As listed above, inflatable devices and metal devices and other type of moldable devices are not absorbent. There is a need in the art for splint material that is both moldable and absorbent. Splint material should also be lightweight. Prior moldable splints are typically heavy, as for example in the cumbersome metal lattice.

Cost has become a prominent issue in modern healthcare. To the extent it is possible to maintain required standards for good care, it is advantageous to use economical equipment, and in particular inexpensive splint material.

There is a further need in the art for additional shock absorbing capabilities in splints in order to protect the injured appendage, particularly in those situations or in the field where patient transport may require moving the patient on a stretcher, gurney or ambulance across uneven or bumpy ground.

There is a further need in the art for inexpensive disposable splints that may be used in athletics or other occasional use after a permanent cast has been removed but before full healing of an appendage, for example a broken limb, has been achieved.

Finally, while not unique to the medical field, there is a growing demand in the marketplace for material and equipment that can be made of recycled materials.

SUMMARY OF THE INVENTION

The invention herein is an absorbent procedure bed for use upon extremities. The bed may be flexible or semi-rigid. An absorbent layer is designed to face the patient and come into contact with the extremity upon which the procedure is to be performed. For further advantageous control, adhesive is provided at selected locations on an upper surface of the absorbent sheet such that the adhesive may be disposed to adhere to the patient's skin at selected locations. Adhesive areas may be interspersed with absorbent areas.

In another aspect of the present invention, the procedure bed is provided with additional tools useful to the phlebotomist or other medical practitioner. These may include a pocket or series of pockets or bandoleers for placement of blood sample vials or other tools. It may further include additional strips having attachments that may be adhesive, hook and eye attachments or otherwise for holding the procedure bed to the extremity and/or for holding an intravenous catheter in a desirable, practitioner selected position. It may further include a strip or sleeve at a proximally disposed edge of the procedure bed into which a tourniquet may be placed. Finally, a sleeve, slot or other receptacle may be disposed on a bottom portion of the procedure bed for insertion of stiffeners such as battens or boards.

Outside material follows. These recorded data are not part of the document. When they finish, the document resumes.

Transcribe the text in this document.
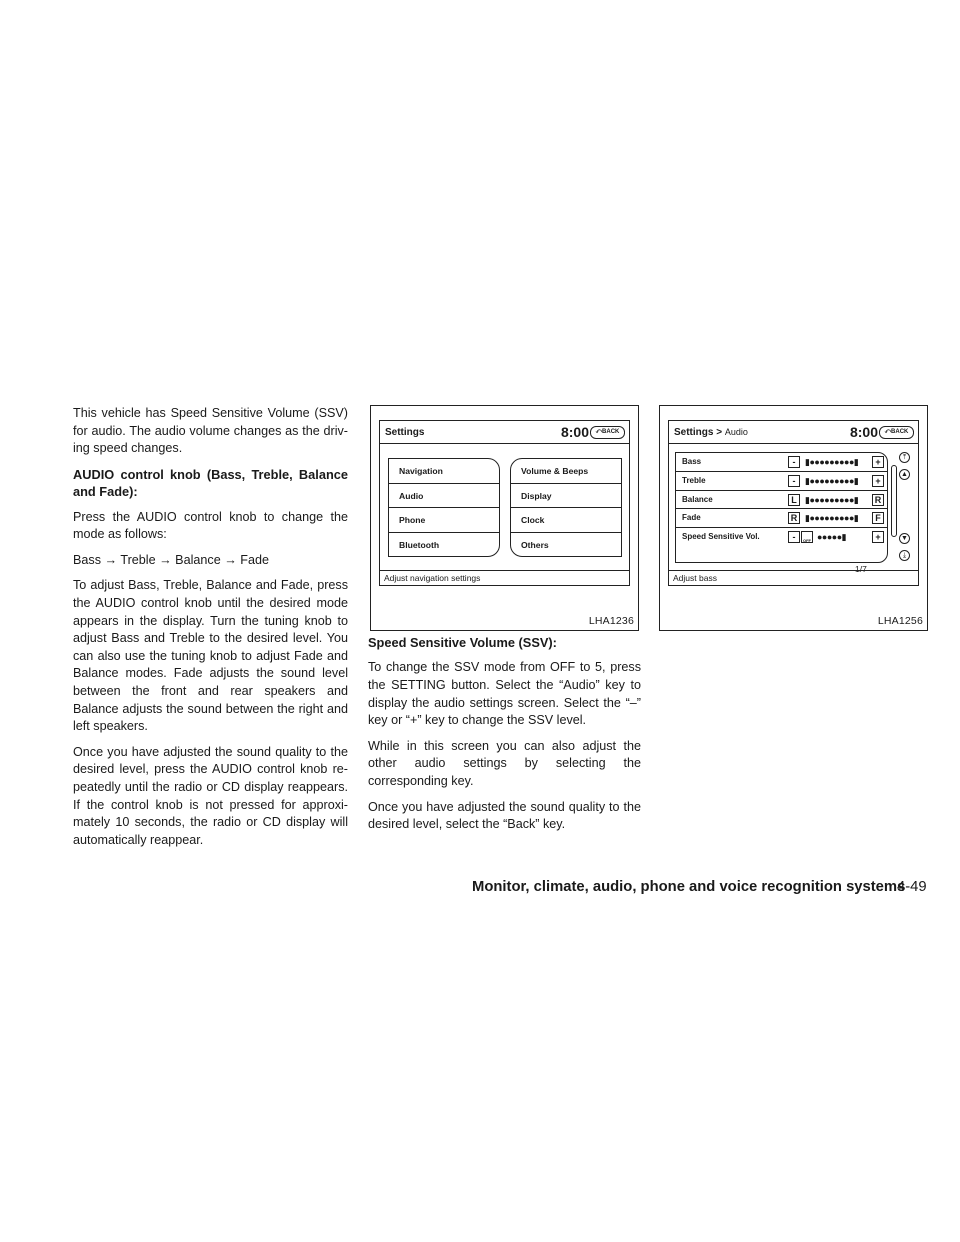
This vehicle has Speed Sensitive Volume (SSV) for audio. The audio volume changes as the driv-ing speed changes.

AUDIO control knob (Bass, Treble, Balance and Fade):

Press the AUDIO control knob to change the mode as follows:

Bass → Treble → Balance → Fade

To adjust Bass, Treble, Balance and Fade, press the AUDIO control knob until the desired mode appears in the display. Turn the tuning knob to adjust Bass and Treble to the desired level. You can also use the tuning knob to adjust Fade and Balance modes. Fade adjusts the sound level between the front and rear speakers and Balance adjusts the sound between the right and left speakers.

Once you have adjusted the sound quality to the desired level, press the AUDIO control knob re-peatedly until the radio or CD display reappears. If the control knob is not pressed for approxi-mately 10 seconds, the radio or CD display will automatically reappear.

Settings	8:00	⤺BACK
Navigation
Audio
Phone
Bluetooth
Volume & Beeps
Display
Clock
Others
Adjust navigation settings
LHA1236
Settings > Audio	8:00	⤺BACK
Bass	-	▮●●●●●●●●●▮	+
Treble	-	▮●●●●●●●●●▮	+
Balance	L ▮●●●●●●●●●▮	R
Fade	R ▮●●●●●●●●●▮	F
Speed Sensitive Vol.	-	OFF ●●●●●▮	+
⤒
▲
▼
⤓
1/7
Adjust bass
LHA1256
Speed Sensitive Volume (SSV):

To change the SSV mode from OFF to 5, press the SETTING button. Select the “Audio” key to display the audio settings screen. Select the “–” key or “+” key to change the SSV level.

While in this screen you can also adjust the other audio settings by selecting the corresponding key.

Once you have adjusted the sound quality to the desired level, select the “Back” key.

Monitor, climate, audio, phone and voice recognition systems
4-49
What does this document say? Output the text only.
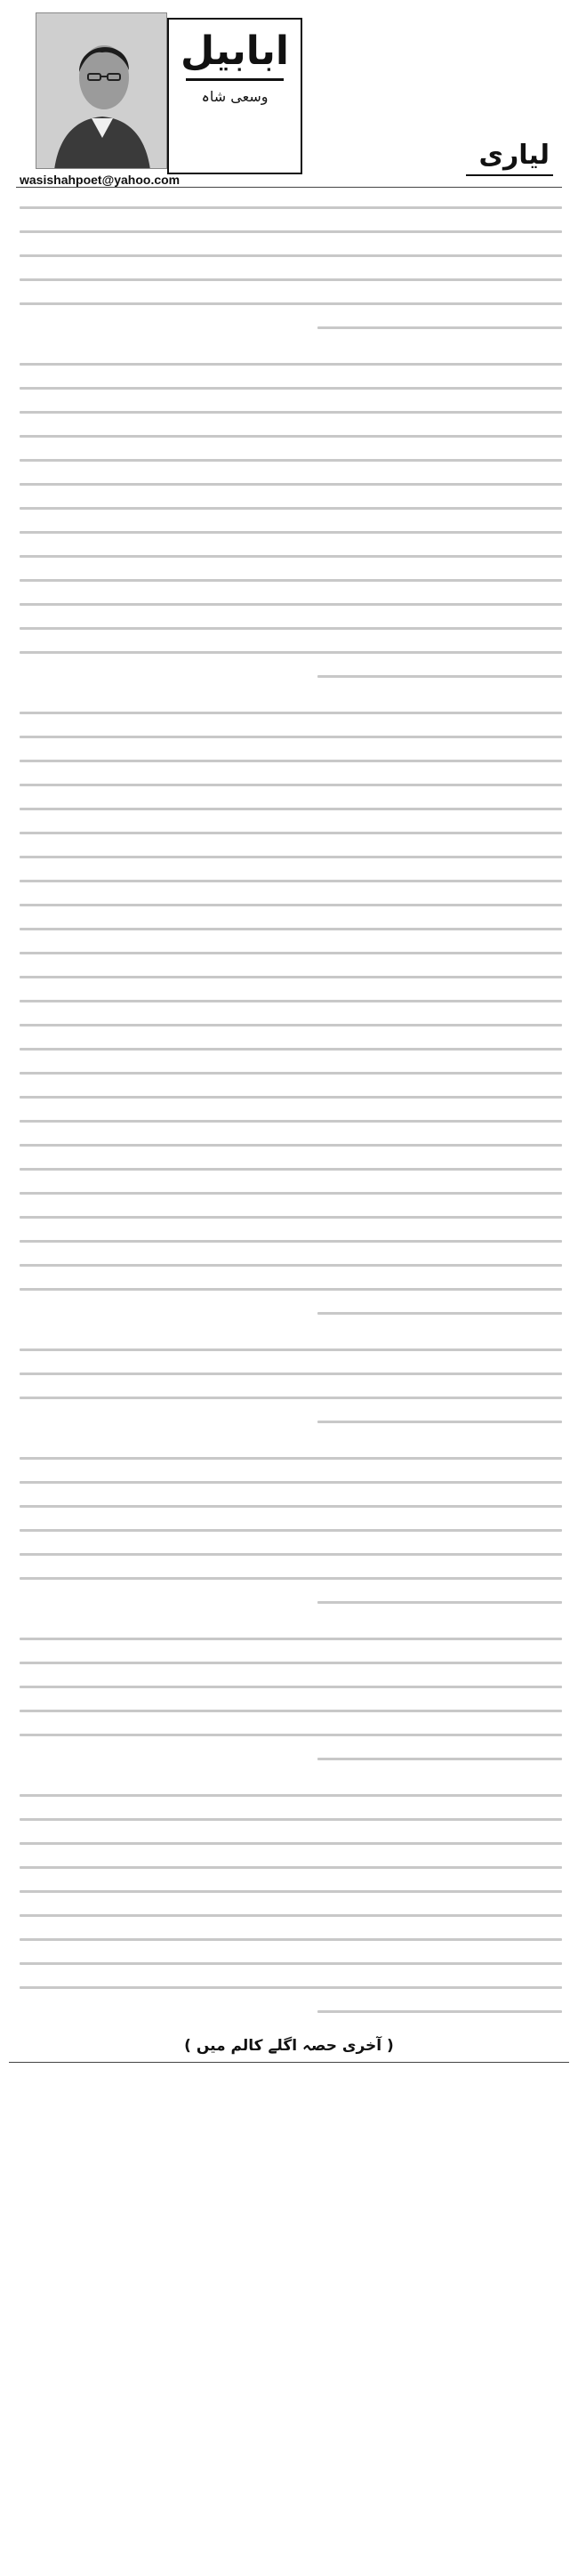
ابابیل
وسعی شاہ
لیاری
wasishahpoet@yahoo.com
( آخری حصہ اگلے کالم میں )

Such stiffeners would advantageously keep an extremity rigid for trauma procedures involving bone fractures or otherwise requiring a splint.

The procedure bed may be entirely flexible or, in the alternative, may be semi-rigid and formable such that wings of the procedure bed may be elevated on either side of the extremity for further control of bleeding, or spillage.

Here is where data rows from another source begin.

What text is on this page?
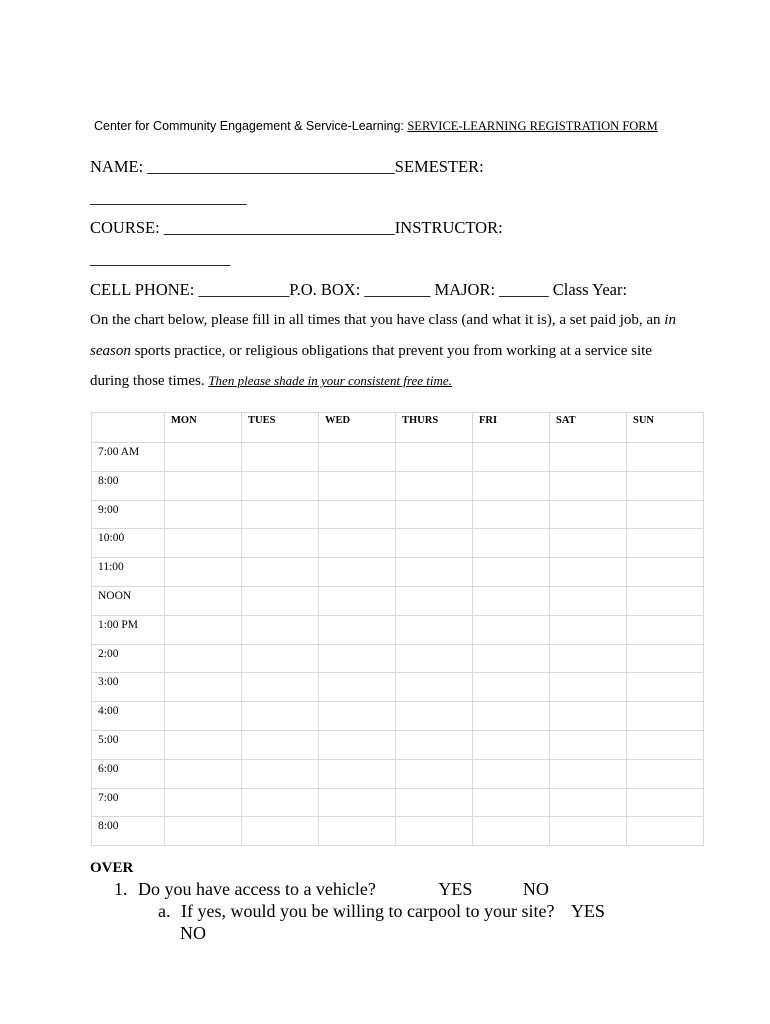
Center for Community Engagement & Service-Learning: SERVICE-LEARNING REGISTRATION FORM
NAME: ______________________________SEMESTER:
___________________
COURSE: ____________________________INSTRUCTOR:
_________________
CELL PHONE: ___________P.O. BOX: ________ MAJOR: ______ Class Year:
On the chart below, please fill in all times that you have class (and what it is), a set paid job, an in season sports practice, or religious obligations that prevent you from working at a service site during those times. Then please shade in your consistent free time.
	MON	TUES	WED	THURS	FRI	SAT	SUN
7:00 AM							
8:00							
9:00							
10:00							
11:00							
NOON							
1:00 PM							
2:00							
3:00							
4:00							
5:00							
6:00							
7:00							
8:00							
OVER
1. Do you have access to a vehicle?	YES	NO
a. If yes, would you be willing to carpool to your site? YES
NO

The absorbent sheet and procedure bed of the present invention may further advantageously be constructed and arranged to be maintained in a sterile individual packaging, or sterile multiple unit packaging, such as in a roll, or nonsterile multiple packaging as in stacks or in rolls.

Another aspect of the present invention is a provision for control of fingers and hands in a pediatric application. A slot, sleeve, adhesive band or adhesive bed may be disposed at a distal end of the procedure bed in order that a small child's fingers, hands or foot may be more readily held stable during a procedure.

Splint Material

The present invention includes fabrication of splints or procedure beds from molded pulp. Such splints may be cut to an appropriate length, notched for the shaping of curves or otherwise custom shaped to the anatomy required. Applications include pediatric applications, injuries causing a deformity in the anatomy, patients with the extremes of height or weight and/or other variabilities in the presentation of injured patients. The present invention may present an absorbent surface to the wound which absorbent surface is integrally fabricated into the splint made of molded pulp. The molded pulp splint of the present invention may include preconfigured creases or thin lines for cutting, or, optionally, perforations. The molded pulp splint of the present invention may include a pressurized, smooth, glossy, waterproof or an otherwise finished outer surface. The molded pulp splint of the present invention may include bulbs, blisters, ridges, or other integrally fabricated appendages or shapes dimensioned and oriented for shock absorption.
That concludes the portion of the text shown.